Each year, the provincial government releases its changes to fees and services structure.
Some of them get lots of attention, such as earlier this year, when the government revealed that it was ramping up fines for speeding tickets. Most of us drive. Some like to drive really fast, while others will travel a little bit more than the speed limit.
So when the government announces an increase to the base fine, and an increase for the fine per kilometre, you understand why people pay attention.
But other increases don’t get much discussion. There wasn’t much talk locally about an increase in irrigation water operation and maintenance fees.
Another thing about these fee increases is you often don’t pay attention to them until after they take effect. The government can announce them, the media can write about them or discuss them, but it falls into the back of your mind until you’re suddenly dinged with that increase for the first time. Then you realize how much it will affect you, and how much it could impact you on a weekly, monthly or yearly basis.
There are also those increases that don’t get much attention, because they don’t directly impact a lot of people.
Such is the case with the provincial government’s decision to charge $1 per page for court dockets. For the longest time, this was free. But as of July 1, you now need to pay that nominal fee, unless you’re in a certain group, such as law enforcement or a lawyer.
And if you want to get the docket emailed to you, it’s a dollar per page.
It’s one thing to charge a dollar a page for a printed document. After all, that process takes time. And it uses paper at a time when everyone is trying to reduce paper usage.
A dollar a page for email? That’s a lot of money to attach a document and hit send.
But it adds up. If you went to court every day (and not just docket court on Monday), and paid the $1 per page, you’d be looking at hundreds of dollars, or even more than a thousand dollars.
It means local media outlets now have to pay that fee if they want to get the docket for the day, even though it’s a public document.
Covering court is an important aspect of providing accountability and information. It allows reporters to provide follow-up information on a crime, and it places the finishing touch on a trial.

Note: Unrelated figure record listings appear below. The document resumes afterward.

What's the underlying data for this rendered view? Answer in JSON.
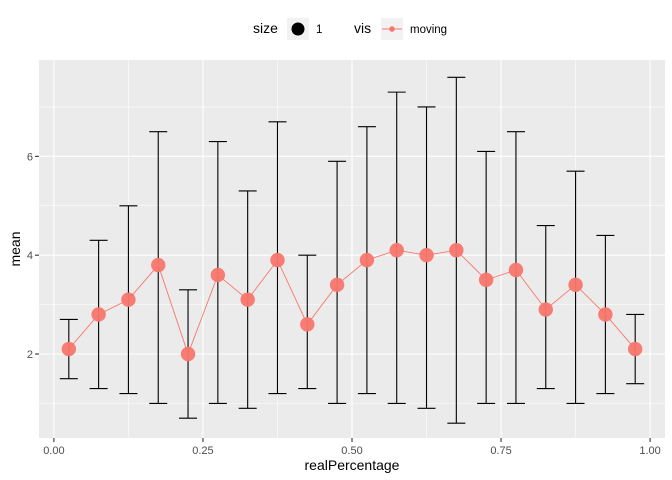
{
  "chart_data": {
    "type": "scatter",
    "xlabel": "realPercentage",
    "ylabel": "mean",
    "xlim": [
      -0.025,
      1.025
    ],
    "ylim": [
      0.3,
      7.95
    ],
    "x_ticks": [
      0,
      0.25,
      0.5,
      0.75,
      1
    ],
    "x_tick_labels": [
      "0.00",
      "0.25",
      "0.50",
      "0.75",
      "1.00"
    ],
    "x_minor_ticks": [
      0.125,
      0.375,
      0.625,
      0.875
    ],
    "y_ticks": [
      2,
      4,
      6
    ],
    "y_tick_labels": [
      "2",
      "4",
      "6"
    ],
    "y_minor_ticks": [
      1,
      3,
      5,
      7
    ],
    "grid": true,
    "background_color": "#ebebeb",
    "legend": {
      "position": "top",
      "size_title": "size",
      "size_label": "1",
      "vis_title": "vis",
      "vis_label": "moving"
    },
    "series": [
      {
        "name": "moving",
        "color": "#f8766d",
        "error_bar_color": "#000000",
        "x": [
          0.025,
          0.075,
          0.125,
          0.175,
          0.225,
          0.275,
          0.325,
          0.375,
          0.425,
          0.475,
          0.525,
          0.575,
          0.625,
          0.675,
          0.725,
          0.775,
          0.825,
          0.875,
          0.925,
          0.975
        ],
        "y": [
          2.1,
          2.8,
          3.1,
          3.8,
          2.0,
          3.6,
          3.1,
          3.9,
          2.6,
          3.4,
          3.9,
          4.1,
          4.0,
          4.1,
          3.5,
          3.7,
          2.9,
          3.4,
          2.8,
          2.1
        ],
        "ymin": [
          1.5,
          1.3,
          1.2,
          1.0,
          0.7,
          1.0,
          0.9,
          1.2,
          1.3,
          1.0,
          1.2,
          1.0,
          0.9,
          0.6,
          1.0,
          1.0,
          1.3,
          1.0,
          1.2,
          1.4
        ],
        "ymax": [
          2.7,
          4.3,
          5.0,
          6.5,
          3.3,
          6.3,
          5.3,
          6.7,
          4.0,
          5.9,
          6.6,
          7.3,
          7.0,
          7.6,
          6.1,
          6.5,
          4.6,
          5.7,
          4.4,
          2.8
        ]
      }
    ]
  }
}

It’s not just the big stories that receive coverage, either, such as drug busts, violent crimes and serious accidents. Sometimes it allows the media to bring attention to a story that hadn’t been announced previously, such as a child pornography case at the North Portal border crossing in July.
And if charges are stayed against an individual, or an individual is found innocent, then court reporting allows the media to inform the public.
The media shouldn’t be charged for this important accountability measure.
This is not a knock against the men and women who staff the courthouse in Estevan and other communities. These are good, hard-working people who not only handle a variety of tasks on a day-to-day basis, but they also have to be patient and knowledgeable with people who want to come in and ask questions or pay fines.
All levels of government have fees for services or charges of some kind. In some cases, they serve as a deterrent. If you want to speed, drive in a dangerous fashion or park illegally, then you should expect to pay the consequences.
In other cases, it serves as a means to recoup the cost of the service provided. Some of them generate lots of money, even if they’re chintzy.
Charging people for court dockets in Estevan isn’t going to generate a lot of money, just like many of the other fees charged by government won’t generate a lot of money. But all of those minor fees add up. And when you consider that these smaller fees are happening on a daily basis, at locations across the province, you realize why we’re being nickel and dimed to the degree that we are.